Friday, December 14, 2007

Animation/Game Studio mergers, and Subscription Software

Man this past week or two, there has been a LOT of news about buyouts/mergers etc of Animation and Games Studios. Pretty interesting stuff, and it's obviously always good to stay in the know of what's happening in the industry around you.

One major news item this week was "Rainmaker Post and Rainmaker Visual Effects to be Acquired by Deluxe", the subheading for this article was "Deluxe to Establish a Major Presence in Vancouver; Rainmaker Animation Remains a Rainmaker Entertainment Company." So interestingly Rainmaker is selling off the VFX group in London, England and the Post group, but maintaining control of Rainmaker Animation (in Vancouver.) Another thing I didn't realize is that Rainmaker acquired Mainframe Entertainment, which (according to their website), makes Rainmaker Animation the largest Canadian Animation studio. Interesting stuff. The news articles say that the main reason Rainmaker is selling off the Post and VFX divisions is so they can focus on Animation. Presumably they want to increase their affect on Canadian animation, and looks like they have been doing some cool stuff recently like the MTV Video Awards graphics. Cool stuff.

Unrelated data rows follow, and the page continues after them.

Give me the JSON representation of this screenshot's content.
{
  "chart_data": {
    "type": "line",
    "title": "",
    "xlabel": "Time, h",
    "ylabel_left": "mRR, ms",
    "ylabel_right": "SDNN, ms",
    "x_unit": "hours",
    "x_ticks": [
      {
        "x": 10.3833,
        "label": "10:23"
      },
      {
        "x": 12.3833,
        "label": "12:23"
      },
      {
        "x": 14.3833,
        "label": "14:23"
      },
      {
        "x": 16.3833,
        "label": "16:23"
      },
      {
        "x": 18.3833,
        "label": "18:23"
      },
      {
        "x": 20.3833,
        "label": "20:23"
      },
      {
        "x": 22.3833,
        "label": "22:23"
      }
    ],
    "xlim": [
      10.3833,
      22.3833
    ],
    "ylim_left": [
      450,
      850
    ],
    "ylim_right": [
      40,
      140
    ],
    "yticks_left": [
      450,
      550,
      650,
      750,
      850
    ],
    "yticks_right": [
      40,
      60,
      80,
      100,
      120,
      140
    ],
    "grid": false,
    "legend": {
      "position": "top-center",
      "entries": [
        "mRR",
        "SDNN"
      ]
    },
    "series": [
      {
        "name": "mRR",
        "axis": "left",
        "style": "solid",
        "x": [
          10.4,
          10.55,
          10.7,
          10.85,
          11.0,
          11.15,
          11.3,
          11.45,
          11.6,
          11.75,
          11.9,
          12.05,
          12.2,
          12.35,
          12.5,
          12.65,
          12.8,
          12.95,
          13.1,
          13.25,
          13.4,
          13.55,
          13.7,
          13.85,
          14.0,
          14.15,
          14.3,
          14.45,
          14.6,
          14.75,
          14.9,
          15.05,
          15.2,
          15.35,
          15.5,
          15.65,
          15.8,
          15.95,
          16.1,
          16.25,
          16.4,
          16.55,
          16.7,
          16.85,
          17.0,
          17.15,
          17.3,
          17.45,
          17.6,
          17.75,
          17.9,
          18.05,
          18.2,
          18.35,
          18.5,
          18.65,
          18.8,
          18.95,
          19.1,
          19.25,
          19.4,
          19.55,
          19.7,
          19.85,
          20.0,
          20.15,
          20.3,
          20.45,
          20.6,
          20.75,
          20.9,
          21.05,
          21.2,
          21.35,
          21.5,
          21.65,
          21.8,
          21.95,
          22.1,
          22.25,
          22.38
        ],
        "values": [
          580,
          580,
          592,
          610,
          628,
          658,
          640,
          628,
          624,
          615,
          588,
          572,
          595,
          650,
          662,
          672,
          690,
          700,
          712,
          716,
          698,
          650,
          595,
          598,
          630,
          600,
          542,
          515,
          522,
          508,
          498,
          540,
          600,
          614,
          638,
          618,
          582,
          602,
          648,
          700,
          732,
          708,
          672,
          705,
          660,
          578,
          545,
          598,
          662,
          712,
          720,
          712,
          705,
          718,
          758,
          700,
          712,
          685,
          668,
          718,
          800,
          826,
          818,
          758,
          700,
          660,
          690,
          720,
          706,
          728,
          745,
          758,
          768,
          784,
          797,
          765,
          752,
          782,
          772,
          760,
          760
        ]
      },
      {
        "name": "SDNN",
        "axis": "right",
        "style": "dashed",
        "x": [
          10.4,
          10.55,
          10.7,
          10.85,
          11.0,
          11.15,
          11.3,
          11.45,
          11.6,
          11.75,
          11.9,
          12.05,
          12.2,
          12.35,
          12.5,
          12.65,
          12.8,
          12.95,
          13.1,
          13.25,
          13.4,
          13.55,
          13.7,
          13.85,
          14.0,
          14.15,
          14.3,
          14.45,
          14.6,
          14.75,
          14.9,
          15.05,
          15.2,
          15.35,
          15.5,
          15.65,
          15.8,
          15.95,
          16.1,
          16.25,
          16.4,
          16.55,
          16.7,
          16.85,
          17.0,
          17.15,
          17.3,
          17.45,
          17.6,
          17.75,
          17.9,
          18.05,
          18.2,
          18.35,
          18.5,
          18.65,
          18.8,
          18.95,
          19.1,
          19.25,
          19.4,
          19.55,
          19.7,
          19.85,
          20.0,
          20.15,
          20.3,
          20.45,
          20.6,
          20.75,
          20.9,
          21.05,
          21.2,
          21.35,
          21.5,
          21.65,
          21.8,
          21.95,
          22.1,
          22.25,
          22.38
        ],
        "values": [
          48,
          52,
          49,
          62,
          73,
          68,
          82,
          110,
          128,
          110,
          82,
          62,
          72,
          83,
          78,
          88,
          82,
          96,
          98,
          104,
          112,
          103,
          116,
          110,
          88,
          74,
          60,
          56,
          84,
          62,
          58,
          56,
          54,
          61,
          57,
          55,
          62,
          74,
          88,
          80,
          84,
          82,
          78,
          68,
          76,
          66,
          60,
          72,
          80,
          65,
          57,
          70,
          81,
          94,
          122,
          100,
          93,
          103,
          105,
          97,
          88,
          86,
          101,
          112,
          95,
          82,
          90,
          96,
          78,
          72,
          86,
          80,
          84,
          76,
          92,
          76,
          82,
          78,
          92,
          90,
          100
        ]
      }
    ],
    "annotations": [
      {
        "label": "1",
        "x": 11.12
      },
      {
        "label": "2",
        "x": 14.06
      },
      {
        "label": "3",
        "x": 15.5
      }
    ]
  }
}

The other insanely huge news is that Blizzard and Activision merged last week... the combined company value is around $19 Billion dollars?!??!! Man that is huge. Games are really making a big push lately, and brilliant strategies like World of Warcraft (1. Make a really good game, 2. Get people to pay for it, 3. Get people to pay a MONTHLY SUBSCRIPTION FEE for it, and 4. Keep selling add-on packs that people want)... seems to have been a major turning point for Blizzard and for games profitability in general. The idea of a monthly subscription was thrown around at some Microsoft talks I heard, and they wanted to charge a yearly fee for Microsoft Office, and you'd essentially be "renting" the software and would have to pay to keep it. In theory that's sort of the same idea as Blizzard pulled off for World of Warcraft, but I don't really think there is any way consumers would go for it. I think I even heard talk once about making Windows itself a subscription service. With Open-Source alternatives like Linux (and Linux-based systems like Mac OSX), there are enough alternatives now for people to get fed up with Microsoft Products and give up on them all together - and that's obviously not Microsoft's goal with the subscription product service model. I can see how they want to do what Blizzard is doing (who wouldn't) but the idea of charging for software that you can get for free elsewhere (or something comparable to it), or for your Operating System seems a bit far-fetched. Anyway, just my 2 cents.